Louisiana e Oregon são os únicos estados do EUA que não requerem decisões unânimes do júri em julgamentos de processos criminais sérios. Os advogados de defesa desses dois estados vêm pedindo há anos para a Suprema Corte examinar essa disparidade.

Em uma decisão de 1972, a corte determinou que a Sexta Emenda da Constituição, que reconhece o direito do réu a julgamento rápido e público, por um júri imparcial, não requer unanimidade no veredicto do júri. Mas, em outra instância, a corte determinou que, nos julgamentos federais, a decisão tem de ser unânime.

Esta última decisão pode modificar a anterior. Recentemente, a Suprema Corte decidiu que a Oitava Emenda proíbe a Justiça Federal de aplicar multas excessivas, em um caso que limitou o confisco de bens de traficantes. Nesse caso, a corte decidiu que a Justiça estadual deve seguir os preceitos da Justiça Federal.

No caso perante a Suprema Corte, os advogados de Evangelisto Ramos, que foi condenado em 2016 por homicídio de segundo grau por 10 votos a 2 do júri e posteriormente sentenciado à prisão perpétua, alegam que a lei de Louisiana é uma reminiscência das “leis Jim Crow”.

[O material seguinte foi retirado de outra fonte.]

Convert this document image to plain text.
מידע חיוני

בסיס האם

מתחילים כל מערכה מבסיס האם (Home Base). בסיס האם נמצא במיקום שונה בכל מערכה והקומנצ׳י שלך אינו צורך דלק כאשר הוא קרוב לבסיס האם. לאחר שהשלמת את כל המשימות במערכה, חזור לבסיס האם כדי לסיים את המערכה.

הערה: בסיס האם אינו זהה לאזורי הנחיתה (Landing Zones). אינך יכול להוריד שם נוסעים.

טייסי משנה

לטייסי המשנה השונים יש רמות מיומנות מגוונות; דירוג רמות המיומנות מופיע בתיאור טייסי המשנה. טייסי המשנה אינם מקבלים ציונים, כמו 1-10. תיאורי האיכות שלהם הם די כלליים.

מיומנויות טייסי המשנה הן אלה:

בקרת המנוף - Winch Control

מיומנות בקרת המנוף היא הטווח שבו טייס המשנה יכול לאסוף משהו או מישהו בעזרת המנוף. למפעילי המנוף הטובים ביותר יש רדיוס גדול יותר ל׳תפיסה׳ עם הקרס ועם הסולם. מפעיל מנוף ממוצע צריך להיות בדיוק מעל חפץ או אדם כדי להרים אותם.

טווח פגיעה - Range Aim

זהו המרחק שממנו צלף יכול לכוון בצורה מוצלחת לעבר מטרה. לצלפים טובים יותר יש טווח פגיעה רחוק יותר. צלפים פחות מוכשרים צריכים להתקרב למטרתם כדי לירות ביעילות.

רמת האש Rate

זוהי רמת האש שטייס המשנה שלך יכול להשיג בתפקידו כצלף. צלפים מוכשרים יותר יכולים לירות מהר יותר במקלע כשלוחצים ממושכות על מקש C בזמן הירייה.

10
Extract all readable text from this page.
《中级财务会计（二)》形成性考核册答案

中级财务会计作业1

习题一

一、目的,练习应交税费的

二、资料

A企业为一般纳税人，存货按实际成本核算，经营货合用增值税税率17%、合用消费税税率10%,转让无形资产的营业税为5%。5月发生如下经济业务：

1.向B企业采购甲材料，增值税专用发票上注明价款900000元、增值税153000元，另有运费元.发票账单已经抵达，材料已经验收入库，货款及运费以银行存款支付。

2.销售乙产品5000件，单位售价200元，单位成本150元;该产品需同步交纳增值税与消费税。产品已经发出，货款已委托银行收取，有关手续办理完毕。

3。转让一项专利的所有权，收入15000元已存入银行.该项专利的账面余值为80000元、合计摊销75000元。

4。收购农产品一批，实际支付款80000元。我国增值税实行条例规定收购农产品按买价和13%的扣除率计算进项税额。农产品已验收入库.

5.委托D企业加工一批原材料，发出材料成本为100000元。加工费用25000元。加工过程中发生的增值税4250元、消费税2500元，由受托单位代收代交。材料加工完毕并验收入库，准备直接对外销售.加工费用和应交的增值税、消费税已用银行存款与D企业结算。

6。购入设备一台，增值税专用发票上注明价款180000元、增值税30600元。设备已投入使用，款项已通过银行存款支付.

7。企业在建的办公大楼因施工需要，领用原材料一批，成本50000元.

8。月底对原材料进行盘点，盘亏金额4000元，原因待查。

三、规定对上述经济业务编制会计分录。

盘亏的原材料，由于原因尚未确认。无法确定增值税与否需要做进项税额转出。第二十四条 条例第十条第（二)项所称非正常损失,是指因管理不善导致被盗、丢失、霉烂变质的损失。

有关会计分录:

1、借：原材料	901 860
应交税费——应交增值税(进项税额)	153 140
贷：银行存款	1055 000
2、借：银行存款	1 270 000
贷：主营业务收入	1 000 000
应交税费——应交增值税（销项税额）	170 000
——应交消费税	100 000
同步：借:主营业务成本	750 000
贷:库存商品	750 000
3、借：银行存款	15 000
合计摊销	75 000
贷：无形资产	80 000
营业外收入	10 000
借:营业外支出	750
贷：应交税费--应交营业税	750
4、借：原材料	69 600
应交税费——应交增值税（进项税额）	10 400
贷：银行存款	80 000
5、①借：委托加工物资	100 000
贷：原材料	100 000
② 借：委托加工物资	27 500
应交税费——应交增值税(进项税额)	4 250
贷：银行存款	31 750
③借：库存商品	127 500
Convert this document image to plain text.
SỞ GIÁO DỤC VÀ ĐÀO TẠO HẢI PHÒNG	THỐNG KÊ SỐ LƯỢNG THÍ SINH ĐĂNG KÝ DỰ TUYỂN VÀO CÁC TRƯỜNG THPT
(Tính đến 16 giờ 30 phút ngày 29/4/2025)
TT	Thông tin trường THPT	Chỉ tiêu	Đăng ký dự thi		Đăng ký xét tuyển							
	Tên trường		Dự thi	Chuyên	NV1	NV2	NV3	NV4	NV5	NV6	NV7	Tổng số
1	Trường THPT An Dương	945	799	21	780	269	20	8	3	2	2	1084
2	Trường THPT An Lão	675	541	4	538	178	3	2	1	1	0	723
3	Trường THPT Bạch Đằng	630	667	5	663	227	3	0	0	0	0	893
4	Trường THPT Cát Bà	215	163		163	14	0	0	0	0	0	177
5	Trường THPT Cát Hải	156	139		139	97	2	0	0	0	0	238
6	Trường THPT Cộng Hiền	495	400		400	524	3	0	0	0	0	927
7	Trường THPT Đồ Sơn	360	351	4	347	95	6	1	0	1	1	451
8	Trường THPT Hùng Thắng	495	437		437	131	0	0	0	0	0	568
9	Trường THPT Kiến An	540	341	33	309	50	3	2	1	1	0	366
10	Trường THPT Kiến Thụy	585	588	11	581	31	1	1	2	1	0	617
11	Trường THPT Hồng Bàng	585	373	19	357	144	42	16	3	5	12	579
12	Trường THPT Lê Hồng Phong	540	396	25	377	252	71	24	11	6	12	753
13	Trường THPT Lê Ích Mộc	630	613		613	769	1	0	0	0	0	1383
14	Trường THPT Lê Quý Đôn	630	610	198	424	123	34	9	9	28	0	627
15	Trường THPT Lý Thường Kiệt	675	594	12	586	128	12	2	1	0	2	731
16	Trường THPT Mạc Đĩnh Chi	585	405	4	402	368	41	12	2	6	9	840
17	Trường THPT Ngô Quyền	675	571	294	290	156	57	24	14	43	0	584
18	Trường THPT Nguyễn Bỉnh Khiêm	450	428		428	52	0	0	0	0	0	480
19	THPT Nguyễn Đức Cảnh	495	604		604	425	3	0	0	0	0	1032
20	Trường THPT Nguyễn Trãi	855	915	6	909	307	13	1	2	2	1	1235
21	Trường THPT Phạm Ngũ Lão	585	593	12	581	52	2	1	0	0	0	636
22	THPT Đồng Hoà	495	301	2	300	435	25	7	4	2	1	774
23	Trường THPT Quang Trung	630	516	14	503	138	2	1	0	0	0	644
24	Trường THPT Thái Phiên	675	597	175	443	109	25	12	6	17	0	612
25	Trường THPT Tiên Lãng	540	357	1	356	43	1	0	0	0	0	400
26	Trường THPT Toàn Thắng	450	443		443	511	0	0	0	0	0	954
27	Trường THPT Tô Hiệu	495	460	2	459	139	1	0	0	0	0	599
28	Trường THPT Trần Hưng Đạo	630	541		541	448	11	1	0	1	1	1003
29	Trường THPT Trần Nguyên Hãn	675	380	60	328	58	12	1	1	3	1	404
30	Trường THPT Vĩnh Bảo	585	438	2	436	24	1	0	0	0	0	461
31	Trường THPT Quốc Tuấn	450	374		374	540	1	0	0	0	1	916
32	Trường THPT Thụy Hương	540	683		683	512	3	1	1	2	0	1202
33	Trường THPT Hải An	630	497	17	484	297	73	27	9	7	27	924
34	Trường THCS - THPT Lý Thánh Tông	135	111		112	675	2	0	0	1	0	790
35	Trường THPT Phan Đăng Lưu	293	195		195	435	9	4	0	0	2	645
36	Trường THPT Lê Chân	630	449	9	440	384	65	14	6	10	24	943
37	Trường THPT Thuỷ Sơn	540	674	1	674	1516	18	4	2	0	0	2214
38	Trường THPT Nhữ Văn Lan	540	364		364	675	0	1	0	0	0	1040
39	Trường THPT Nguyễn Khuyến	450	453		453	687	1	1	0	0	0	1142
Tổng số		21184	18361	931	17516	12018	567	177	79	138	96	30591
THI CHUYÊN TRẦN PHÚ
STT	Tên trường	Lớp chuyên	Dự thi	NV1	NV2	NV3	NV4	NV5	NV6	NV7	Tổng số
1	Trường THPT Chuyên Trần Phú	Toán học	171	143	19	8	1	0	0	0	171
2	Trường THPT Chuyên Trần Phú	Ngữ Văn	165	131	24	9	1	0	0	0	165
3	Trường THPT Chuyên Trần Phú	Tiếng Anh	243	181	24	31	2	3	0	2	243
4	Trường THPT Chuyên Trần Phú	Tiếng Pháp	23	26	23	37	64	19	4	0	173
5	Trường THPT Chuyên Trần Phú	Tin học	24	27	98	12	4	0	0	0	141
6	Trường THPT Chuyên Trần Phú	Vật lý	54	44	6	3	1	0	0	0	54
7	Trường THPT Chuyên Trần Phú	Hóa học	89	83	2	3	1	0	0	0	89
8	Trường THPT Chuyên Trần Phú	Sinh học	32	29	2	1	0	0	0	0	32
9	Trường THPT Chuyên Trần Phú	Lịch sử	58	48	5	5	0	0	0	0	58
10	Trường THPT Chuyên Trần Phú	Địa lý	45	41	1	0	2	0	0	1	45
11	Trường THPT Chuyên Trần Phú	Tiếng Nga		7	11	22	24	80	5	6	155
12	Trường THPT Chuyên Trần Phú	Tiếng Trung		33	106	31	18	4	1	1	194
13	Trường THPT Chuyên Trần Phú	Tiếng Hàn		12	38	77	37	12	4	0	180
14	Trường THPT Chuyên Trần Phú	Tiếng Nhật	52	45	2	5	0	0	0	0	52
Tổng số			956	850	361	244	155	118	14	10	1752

“Jim Crow” era uma designação pejorativa para negros, igual ou pior que as gírias da época. As “leis Jim Crow” institucionalizaram o racismo, promovendo a segregação racial nas escolas, nos ônibus, nos trens, em restaurantes, em banheiros públicos, em fontes de beber água e outros lugares públicos.

Os advogados de Ramos alegam que um dos objetivos principais da criação de uma das “leis Jim Crow”, aprovadas por alguns estados no final do século XIX e início do século XX, foi o de reduzir o impacto das decisões de jurados negros. Assim, se dez brancos votam pelo veredicto de “culpado” e dois negros pelo de “não culpado”, prevalecem os votos dos brancos.

O estado de Louisiana se opõe ao pedido da defesa. O procurador do estado argumenta que, se a Suprema Corte tomar uma decisão favorável ao réu e ela for retroativa, haverá um transtorno nos dois estados. Terão de anular milhares de julgamentos.